We present a classical field simulation study of the thermal melting of a two-dimensional vortex lattice in a rotating Bose gas, focusing on the role of finite-size effects on the melting temperature. This work constitutes a numerical continuation of the recent experimental investigation reported in [Physical Review Letters 133, 143401 (2024)], which addressed the thermal melting of a vortex lattice in a quasi-two-dimensional Bose gas. Using the stochastic projected Gross-Pitaevskii equation in a harmonic plus quartic trap, we simulate the finite-temperature equilibrium state and extract vortex configurations from density snapshots. Clear signatures of the two-step Kosterlitz--Thouless--Halperin--Nelson--Young melting scenario are identified. Our simulations enable a detailed characterization of the crystalline, hexatic, and liquid phases through correlation functions quantifying the translational and orientational order and through defect statistics. Finite-size effects are shown to play a crucial role at lower rotation frequencies, affecting the proliferation of lattice defects.

Figures (6)

• Figure 1: Convergence of the SPGPE simulation. Time evolution of (a) the coherent atom number $\mathcal{N}_C(t)$, (b) the angular momentum per particle $\mathcal{L}_z(t)/\mathcal{N}_C(t)$, and (c) the energy per particle $\mathcal{E}(t)/\mathcal{N}_C(t)$ for $\Omega=0.99\omega_r$, $\mu=2.38\hbar\omega_r$, and $k_BT=3\hbar\omega_r$. In panel (c), the dashed red and dash-dotted yellow curves show the interaction and single-particle energy contributions, respectively. The steady-state coherent atom number is $\mathcal{N}_{\mathcal{C}}=9913\pm130$, with an estimated incoherent fraction $\mathcal{N}_{\mathcal{I}}\simeq356$, see text for details.

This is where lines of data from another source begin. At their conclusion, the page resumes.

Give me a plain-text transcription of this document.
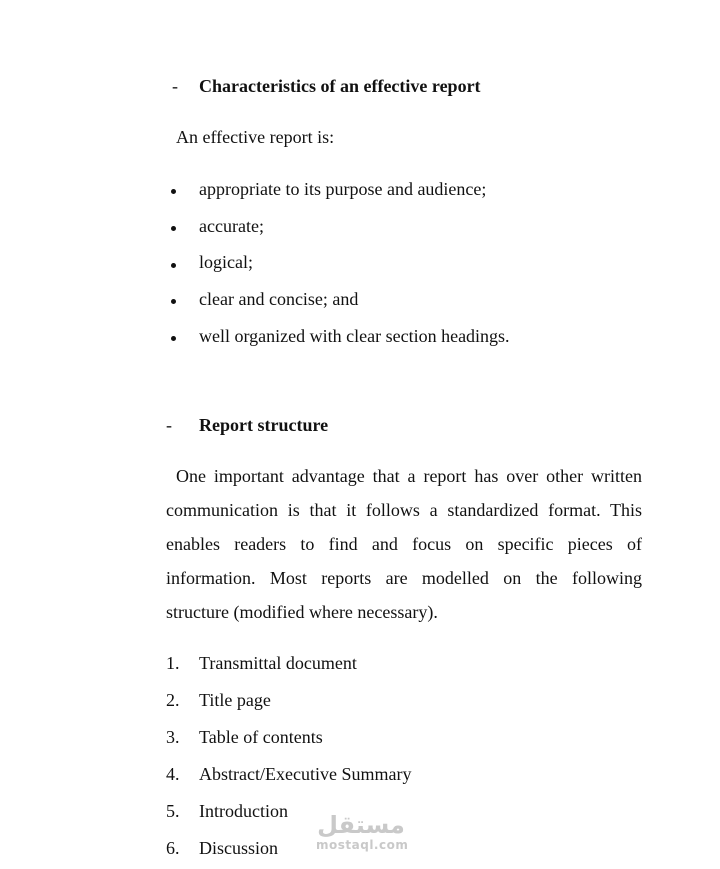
- Characteristics of an effective report
An effective report is:
appropriate to its purpose and audience;
accurate;
logical;
clear and concise; and
well organized with clear section headings.
- Report structure
One important advantage that a report has over other written
communication is that it follows a standardized format. This
enables readers to find and focus on specific pieces of
information. Most reports are modelled on the following
structure (modified where necessary).
1. Transmittal document
2. Title page
3. Table of contents
4. Abstract/Executive Summary
5. Introduction
6. Discussion
مستقل
mostaql.com
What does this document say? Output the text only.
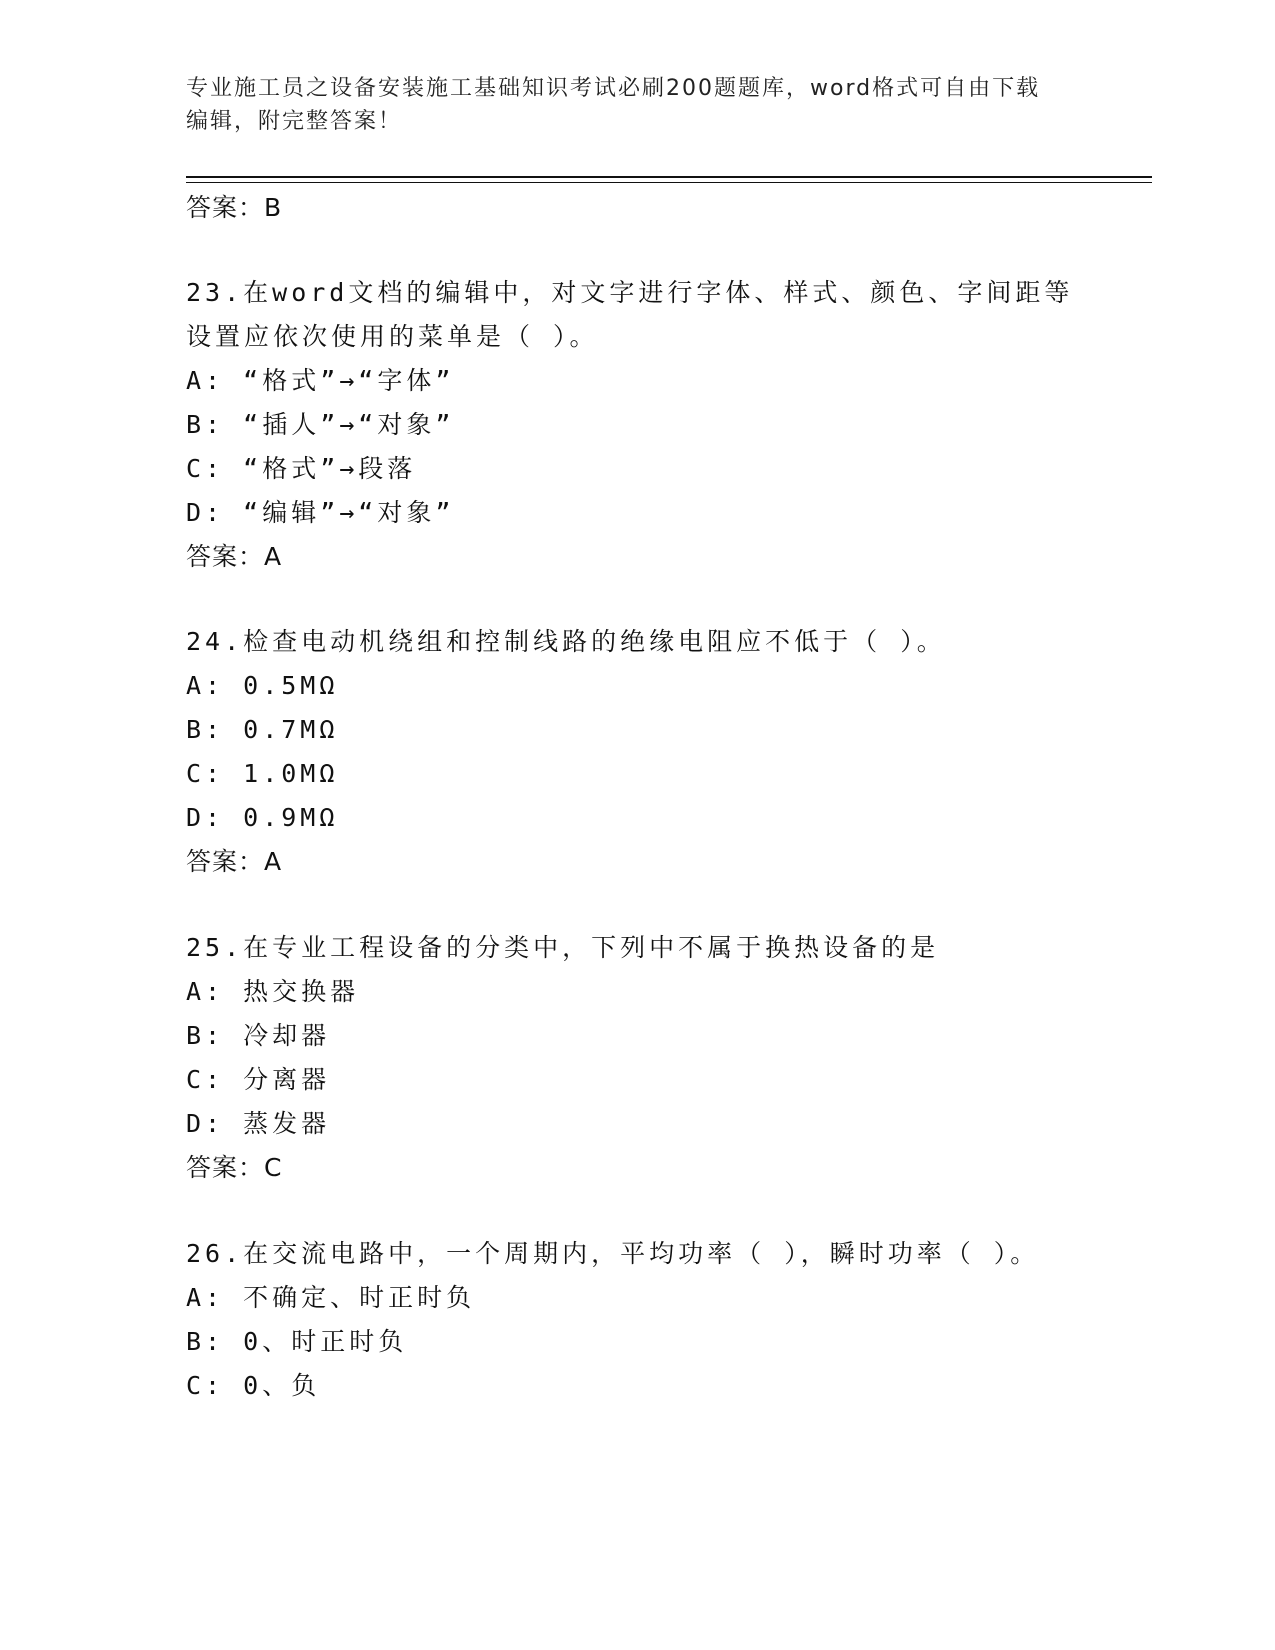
专业施工员之设备安装施工基础知识考试必刷200题题库，word格式可自由下载
编辑，附完整答案！
答案：B
23.在word文档的编辑中，对文字进行字体、样式、颜色、字间距等
设置应依次使用的菜单是（ ）。
A: “格式”→“字体”
B: “插人”→“对象”
C: “格式”→段落
D: “编辑”→“对象”
答案：A
24.检查电动机绕组和控制线路的绝缘电阻应不低于（ ）。
A: 0.5MΩ
B: 0.7MΩ
C: 1.0MΩ
D: 0.9MΩ
答案：A
25.在专业工程设备的分类中，下列中不属于换热设备的是
A: 热交换器
B: 冷却器
C: 分离器
D: 蒸发器
答案：C
26.在交流电路中，一个周期内，平均功率（ ），瞬时功率（ ）。
A: 不确定、时正时负
B: 0、时正时负
C: 0、负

• Figure 2: Example of finite-temperature vortex lattice. (a) Density profile. (b) Delaunay triangulation; the dashed blue circle indicates the Thomas-Fermi radius. (c) Pair correlation function $g(r)$ and orientational correlation function $G_6(r)$, averaged over $12\times10$ samples. The solid blue vertical line denotes the expected nearest neighbor spacing $a_v=\sqrt{2/\sqrt{3}n_v}$, where $n_v=M\Omega/\pi\hbar$ is the vortex density. The red dot indicates $|G_6(r=0)|$. Parameters: $\Omega=0.99\,\omega_r$, $\mu=2.38\,\hbar\omega_r$, and $k_BT=2.5\,\hbar\omega_r$. The dashed curves overlaid with the data are fits by damped cosine functions to extract the correlation lengths, see text for details.
• Figure 3: (a-c) Examples of density profiles and (d-f) corresponding vortex lattices at $\Omega=0.99\,\omega_r^{-1}$ for increasing temperatures $k_BT/\hbar\omega_r=\{0.1,1.4,2.5\}$ (left to right), in thermal equilibrium. The dashed blue circle indicates the Thomas-Fermi radius. In the vortex lattices, each site is labelled by its number of neighbors: blue disks for 6, red squares for 7 and pink diamonds for 5. The sequence illustrates the progression from crystalline to hexatic and liquid regimes (see Fig. \ref{['fig:4']}).
• Figure 4: (a) Correlation lengths $\ell_P$ (blue circles) and $\ell_G$ (green squares) as a function of temperature for $\Omega=0.99\,\omega_r$, computed within a disk of radius $R=0.9\times R_{\rm TF}$. The horizontal black dashed line indicates $R$. (b) Probability of having sites with 6 (blue circles), 5 (pink diamonds) and 7 (red squares) neighbors within a disk of radius $0.7\times R_{\rm TF}$. In both panels, the vertical dashed lines mark the estimated transition temperatures, and the shaded areas the uncertainties, see text for details. The error bars correspond to statistical uncertainties.
• Figure 5: Vortex lattice equilibrium phases as a function of the rotation frequency and temperature for $N=10^4$. Blue circles (orange squares) indicate the estimated crystal-hexatic $T_{s/h}$ (hexatic-liquid $T_{h/l}$) transition temperatures obtained from the simulations. The solid lines connect the points as a guide to the eye. The yellow dotted curve is an upper bound for the melting temperature, see Eq. eq:upperbound. Dashed curves indicate the estimated uncertainty on the transition temperatures (see text for details).